[08:13:04] <vgutierrez>	 !incidents
[08:13:04] <sirenbot>	 5693 (RESOLVED)  [2x] ProbeDown sre (dse-k8s-ctrl1002:6443 probes/custom eqiad)
[08:13:04] <sirenbot>	 5692 (RESOLVED)  [2x] ProbeDown sre (dse-k8s-ctrl1001:6443 probes/custom eqiad)
[09:24:09] <brouberol>	 Thanks elukey. stevemunene, would you mind having a look, as you were working on the control plane recently? Thanks!
[10:03:11] <elukey>	 There is also high latency for several dse workers https://alerts.wikimedia.org/?q=%40state%3Dactive&q=%40cluster%3Dwikimedia.org&q=alertname%3DKubeletOperationalLatency
[10:03:15] <elukey>	 started 3 days ago
[10:10:02] <brouberol>	 I've seen these flap recently. How do we usually investigate these? Is it usually the control plane being loaded? The hosts themselves?
[10:19:48] <elukey>	 in this case it seems that run_podsandbox is taking ages and/or erroring out on various kubelets, I'd start checking the logs on the host to see if anything is happening
[10:27:10] <brouberol>	 I'm seeing 2 errors like these from yesterday
[10:27:10] <brouberol>	 Feb 23 11:34:21 dse-k8s-worker1002 kubelet[1624]: E0223 11:34:21.938179    1624 kuberuntime_gc.go:176] "Failed to stop sandbox before removing" err="rpc error: code = Unknown desc = failed to destroy network for sandbox \"339194cb9405e59ea2d22a5721605716ec50e22a9a62ae6a8c9f26d24c1c2e0c\": plugin type=\"calico\" failed (delete): error getting
[10:27:10] <brouberol>	 ClusterInformation: Get \"https://dse-k8s-ctrl.svc.eqiad.wmnet:6443/apis/crd.projectcalico.org/v1/clusterinformations/default\": dial tcp 10.2.2.73:6443: connect: connection refused" sandboxID="339194cb9405e59ea2d22a5721605716ec50e22a9a62ae6a8c9f26d24c1c2e0c"
[10:27:20] <brouberol>	 (on dse-k8s-worker1002)
[11:25:54] <elukey>	 as promised I published https://wikitech.wikimedia.org/wiki/Incidents/2025-02-17_maps (outage happened last Monday)
[11:28:01] <elukey>	 (I need to write another one for Wednesday, sigh)

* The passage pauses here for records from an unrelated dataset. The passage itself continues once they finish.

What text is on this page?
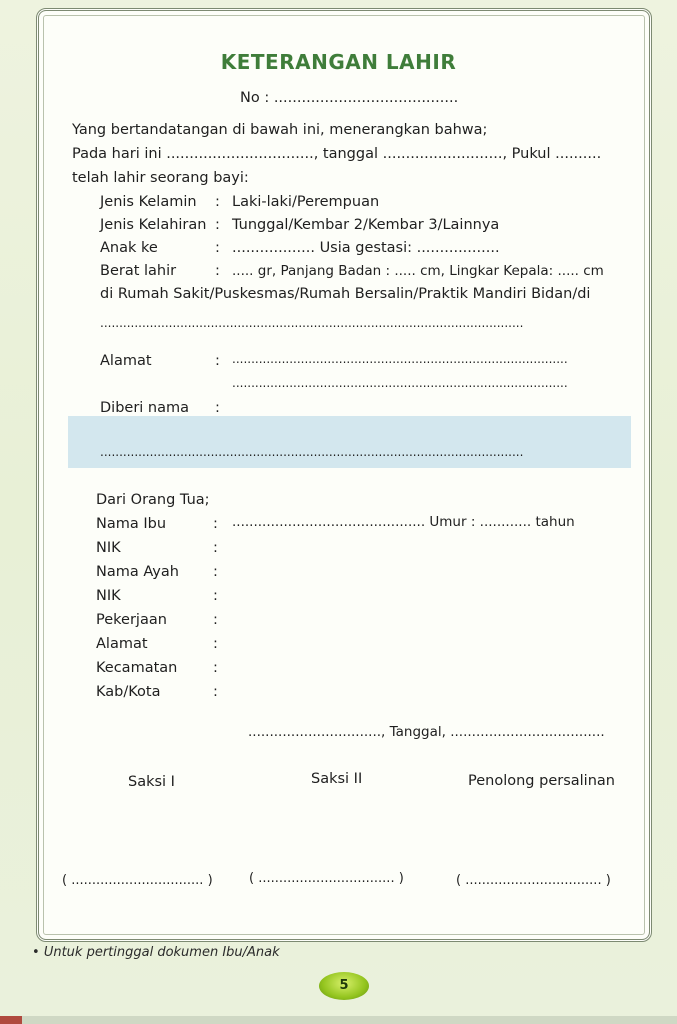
KETERANGAN LAHIR
No : ........................................
Yang bertandatangan di bawah ini, menerangkan bahwa;
Pada hari ini ................................, tanggal .........................., Pukul ..........
telah lahir seorang bayi:
Jenis Kelamin : Laki-laki/Perempuan
Jenis Kelahiran : Tunggal/Kembar 2/Kembar 3/Lainnya
Anak ke	: .................. Usia gestasi: ..................
Berat lahir	: ..... gr, Panjang Badan : ..... cm, Lingkar Kepala: ..... cm
di Rumah Sakit/Puskesmas/Rumah Bersalin/Praktik Mandiri Bidan/di
...............................................................................................................
Alamat	: ........................................................................................
........................................................................................
Diberi nama :
...............................................................................................................
Dari Orang Tua;
Nama Ibu	: ............................................. Umur : ............ tahun
NIK	:
Nama Ayah :
NIK	:
Pekerjaan	:
Alamat	:
Kecamatan :
Kab/Kota	:
..............................., Tanggal, ....................................
Saksi I	Saksi II	Penolong persalinan
( ................................ )	( ................................. )	( ................................. )
• Untuk pertinggal dokumen Ibu/Anak
5
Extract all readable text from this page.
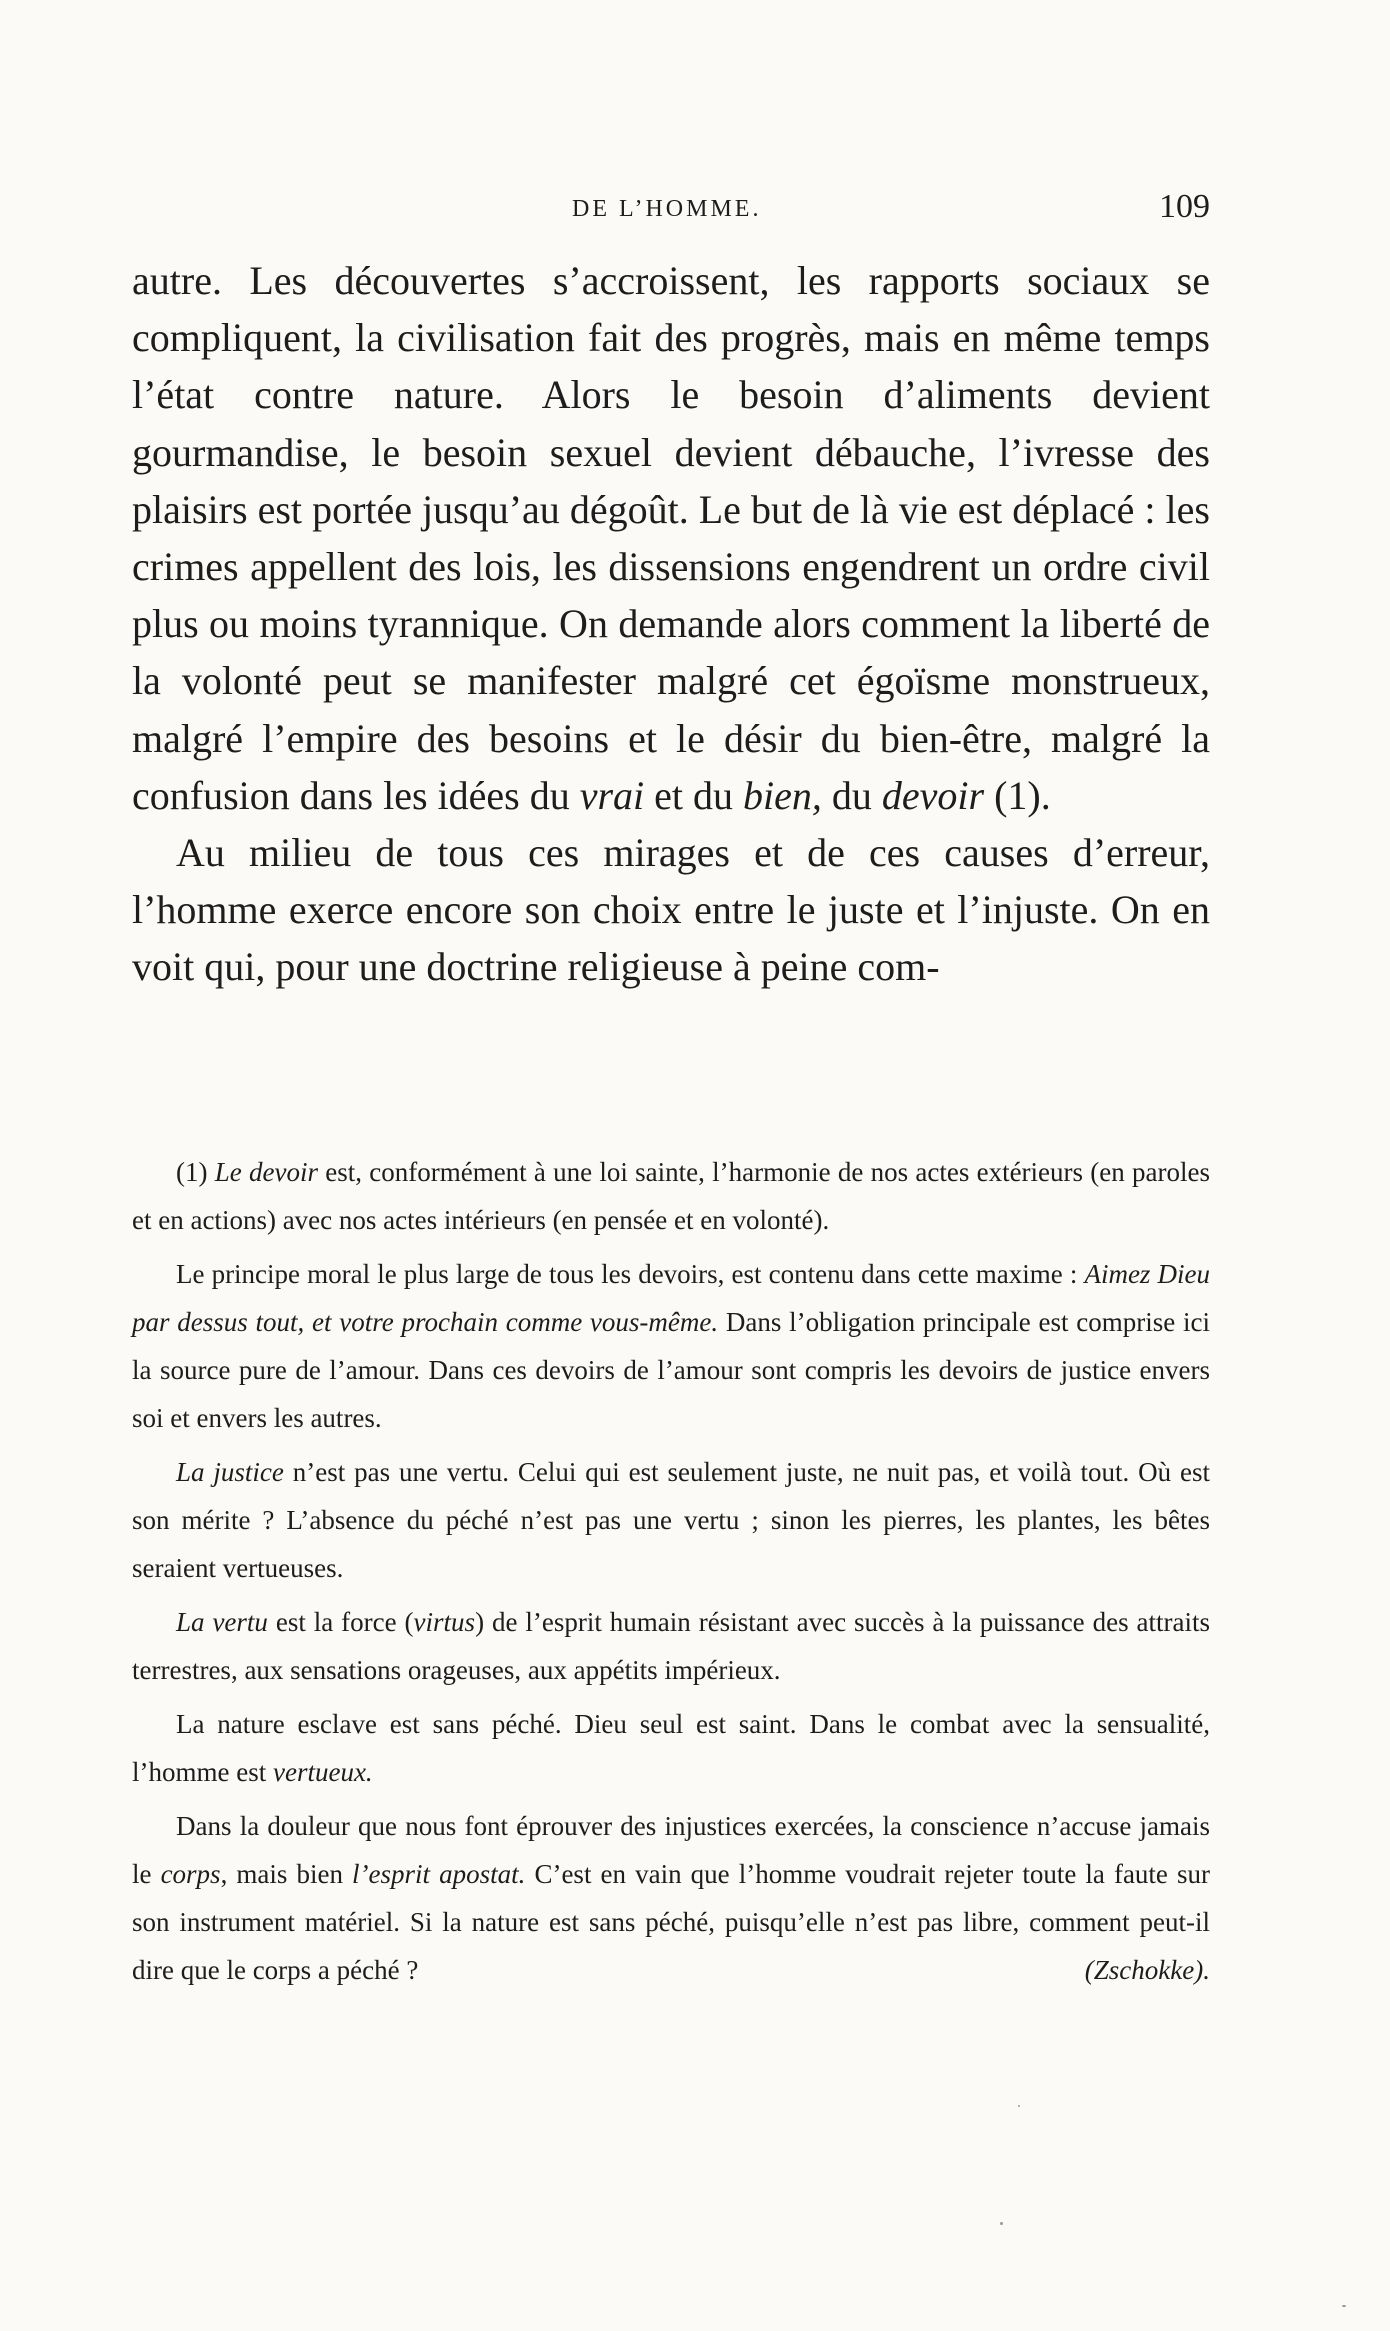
DE L’HOMME.	109

autre. Les découvertes s’accroissent, les rapports sociaux se compliquent, la civilisation fait des progrès, mais en même temps l’état contre nature. Alors le besoin d’aliments devient gourmandise, le besoin sexuel devient débauche, l’ivresse des plaisirs est portée jusqu’au dégoût. Le but de là vie est déplacé : les crimes appellent des lois, les dissensions engendrent un ordre civil plus ou moins tyrannique. On demande alors comment la liberté de la volonté peut se manifester malgré cet égoïsme monstrueux, malgré l’empire des besoins et le désir du bien-être, malgré la confusion dans les idées du vrai et du bien, du devoir (1).

Au milieu de tous ces mirages et de ces causes d’erreur, l’homme exerce encore son choix entre le juste et l’injuste. On en voit qui, pour une doctrine religieuse à peine com-

(1) Le devoir est, conformément à une loi sainte, l’harmonie de nos actes extérieurs (en paroles et en actions) avec nos actes intérieurs (en pensée et en volonté).

Le principe moral le plus large de tous les devoirs, est contenu dans cette maxime : Aimez Dieu par dessus tout, et votre prochain comme vous-même. Dans l’obligation principale est comprise ici la source pure de l’amour. Dans ces devoirs de l’amour sont compris les devoirs de justice envers soi et envers les autres.

La justice n’est pas une vertu. Celui qui est seulement juste, ne nuit pas, et voilà tout. Où est son mérite ? L’absence du péché n’est pas une vertu ; sinon les pierres, les plantes, les bêtes seraient vertueuses.

La vertu est la force (virtus) de l’esprit humain résistant avec succès à la puissance des attraits terrestres, aux sensations orageuses, aux appétits impérieux.

La nature esclave est sans péché. Dieu seul est saint. Dans le combat avec la sensualité, l’homme est vertueux.

Dans la douleur que nous font éprouver des injustices exercées, la conscience n’accuse jamais le corps, mais bien l’esprit apostat. C’est en vain que l’homme voudrait rejeter toute la faute sur son instrument matériel. Si la nature est sans péché, puisqu’elle n’est pas libre, comment peut-il dire que le corps a péché ?	(Zschokke).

[11:47:33] <kamila_>	 ty elukey <3
[12:40:55] <elukey>	 https://wikitech.wikimedia.org/wiki/Incidents/2025-02-19_maps
[12:40:59] <elukey>	 and second one published
[13:04:06] <Emperor>	 elukey: can I s/clearly visible/visible/ in the Timeline? I sounds a bit blame-elukey, and I think the notes below show that the issue wasn't clear, even if it was visible once you knew what you were looking for
[13:06:03] <elukey>	 Emperor: done! It wasn't the intent, my point is that the dashboard was there and I should've checked it :)
[13:06:18] <elukey>	 (also thanks for reviewing!)

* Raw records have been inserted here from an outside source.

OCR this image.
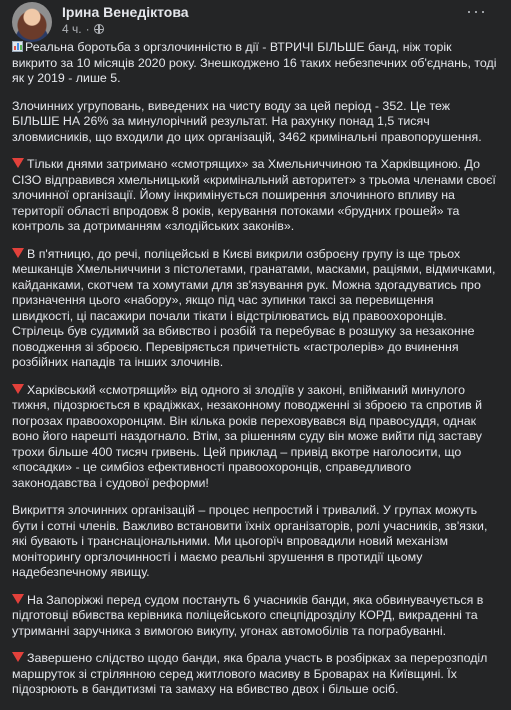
Ірина Венедіктова
4 ч. ·
···

Реальна боротьба з оргзлочинністю в дії - ВТРИЧІ БІЛЬШЕ банд, ніж торік викрито за 10 місяців 2020 року. Знешкоджено 16 таких небезпечних об'єднань, тоді як у 2019 - лише 5.

Злочинних угруповань, виведених на чисту воду за цей період - 352. Це теж БІЛЬШЕ НА 26% за минулорічний результат. На рахунку понад 1,5 тисяч зловмисників, що входили до цих організацій, 3462 кримінальні правопорушення.

Тільки днями затримано «смотрящих» за Хмельниччиною та Харківщиною. До СІЗО відправився хмельницький «кримінальний авторитет» з трьома членами своєї злочинної організації. Йому інкримінується поширення злочинного впливу на території області впродовж 8 років, керування потоками «брудних грошей» та контроль за дотриманням «злодійських законів».

В п'ятницю, до речі, поліцейські в Києві викрили озброєну групу із ще трьох мешканців Хмельниччини з пістолетами, гранатами, масками, раціями, відмичками, кайданками, скотчем та хомутами для зв'язування рук. Можна здогадуватись про призначення цього «набору», якщо під час зупинки таксі за перевищення швидкості, ці пасажири почали тікати і відстрілюватись від правоохоронців. Стрілець був судимий за вбивство і розбій та перебуває в розшуку за незаконне поводження зі зброєю. Перевіряється причетність «гастролерів» до вчинення розбійних нападів та інших злочинів.

Харківський «смотрящий» від одного зі злодіїв у законі, впійманий минулого тижня, підозрюється в крадіжках, незаконному поводженні зі зброєю та спротив й погрозах правоохоронцям. Він кілька років переховувався від правосуддя, однак воно його нарешті наздогнало. Втім, за рішенням суду він може вийти під заставу трохи більше 400 тисяч гривень. Цей приклад – привід вкотре наголосити, що «посадки» - це симбіоз ефективності правоохоронців, справедливого законодавства і судової реформи!

Викриття злочинних організацій – процес непростий і тривалий. У групах можуть бути і сотні членів. Важливо встановити їхніх організаторів, ролі учасників, зв'язки, які бувають і транснаціональними. Ми цьогорїч впровадили новий механізм моніторингу оргзлочинності і маємо реальні зрушення в протидії цьому надебезпечному явищу.

На Запоріжжі перед судом постануть 6 учасників банди, яка обвинувачується в підготовці вбивства керівника поліцейського спецпідрозділу КОРД, викраденні та утриманні заручника з вимогою викупу, угонах автомобілів та пограбуванні.

Завершено слідство щодо банди, яка брала участь в розбірках за перерозподіл маршруток зі стрілянною серед житлового масиву в Броварах на Київщині. Їх підозрюють в бандитизмі та замаху на вбивство двох і більше осіб.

[17:07:06] <elukey>	 hey on-callers, as FYI I pooled again all the wikikube workers for kartotherian.discovery.wmnet (backend for maps.wikimedia.org)
[17:07:25] <elukey>	 they are serving traffic with half the pybal weight (compared to the bare metals)

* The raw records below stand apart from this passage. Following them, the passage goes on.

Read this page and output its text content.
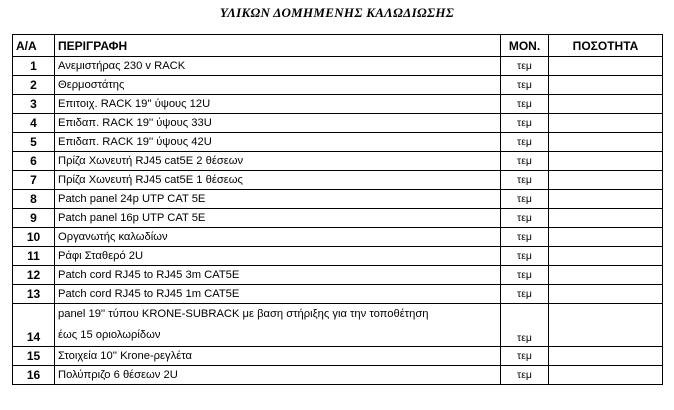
ΥΛΙΚΩΝ ΔΟΜΗΜΕΝΗΣ ΚΑΛΩΔΙΩΣΗΣ
Α/Α	ΠΕΡΙΓΡΑΦΗ	ΜΟΝ.	ΠΟΣΟΤΗΤΑ
1	Ανεμιστήρας 230 v RACK	τεμ	
2	Θερμοστάτης	τεμ	
3	Επιτοιχ. RACK 19'' ύψους 12U	τεμ	
4	Επιδαπ. RACK 19'' ύψους 33U	τεμ	
5	Επιδαπ. RACK 19'' ύψους 42U	τεμ	
6	Πρίζα Χωνευτή RJ45 cat5E 2 θέσεων	τεμ	
7	Πρίζα Χωνευτή RJ45 cat5E 1 θέσεως	τεμ	
8	Patch panel 24p UTP CAT 5E	τεμ	
9	Patch panel 16p UTP CAT 5E	τεμ	
10	Οργανωτής καλωδίων	τεμ	
11	Ράφι Σταθερό 2U	τεμ	
12	Patch cord RJ45 to RJ45 3m CAT5E	τεμ	
13	Patch cord RJ45 to RJ45 1m CAT5E	τεμ	
14	panel 19'' τύπου KRONE-SUBRACK με βαση στήριξης για την τοποθέτηση
έως 15 οριολωρίδων	τεμ	
15	Στοιχεία 10'' Krone-ρεγλέτα	τεμ	
16	Πολύπριζο 6 θέσεων 2U	τεμ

[17:07:32] <elukey>	 All info/state/rollback in https://phabricator.wikimedia.org/T386926
[17:07:51] <elukey>	 if anything goes south and I am not around, just depool as indicated in the task's description
[17:28:00] <swfrench-wmf>	 thanks, elukey!
[17:54:28] <mutante>	 ok
[18:18:06] <hnowlan>	 Hello! In anticipation of the upcoming DC switchover (T385155), we will be running a live test on Thursday February 27th, starting around 1700 UTC. Please let us know in #wikimedia-serviceops if this conflicts with any ongoing work or you have any concerns- all going well this will be a non-disruptive test
[18:18:07] <stashbot>	 T385155:  🧭 Northward Datacentre Switchover (March 2025)  - https://phabricator.wikimedia.org/T385155
[23:09:14] <Gabriel_wikipedi>	 First Wikipedia 3D colored models prototype
[23:09:14] <Gabriel_wikipedi>	 You can see it here:
[23:09:15] <Gabriel_wikipedi>	     http://wikipedia3d.serreriabelga.es/index.php/Special:ListFiles
[23:09:15] <Gabriel_wikipedi>	     http://wikipedia3d.serreriabelga.es/index.php/File:DamagedHelmet.glb
[23:09:16] <Gabriel_wikipedi>	     http://wikipedia3d.serreriabelga.es/index.php/File:Wikipedia.glb
[23:09:16] <Gabriel_wikipedi>	 A group of community members are working to improve 3D support in Wikipedia.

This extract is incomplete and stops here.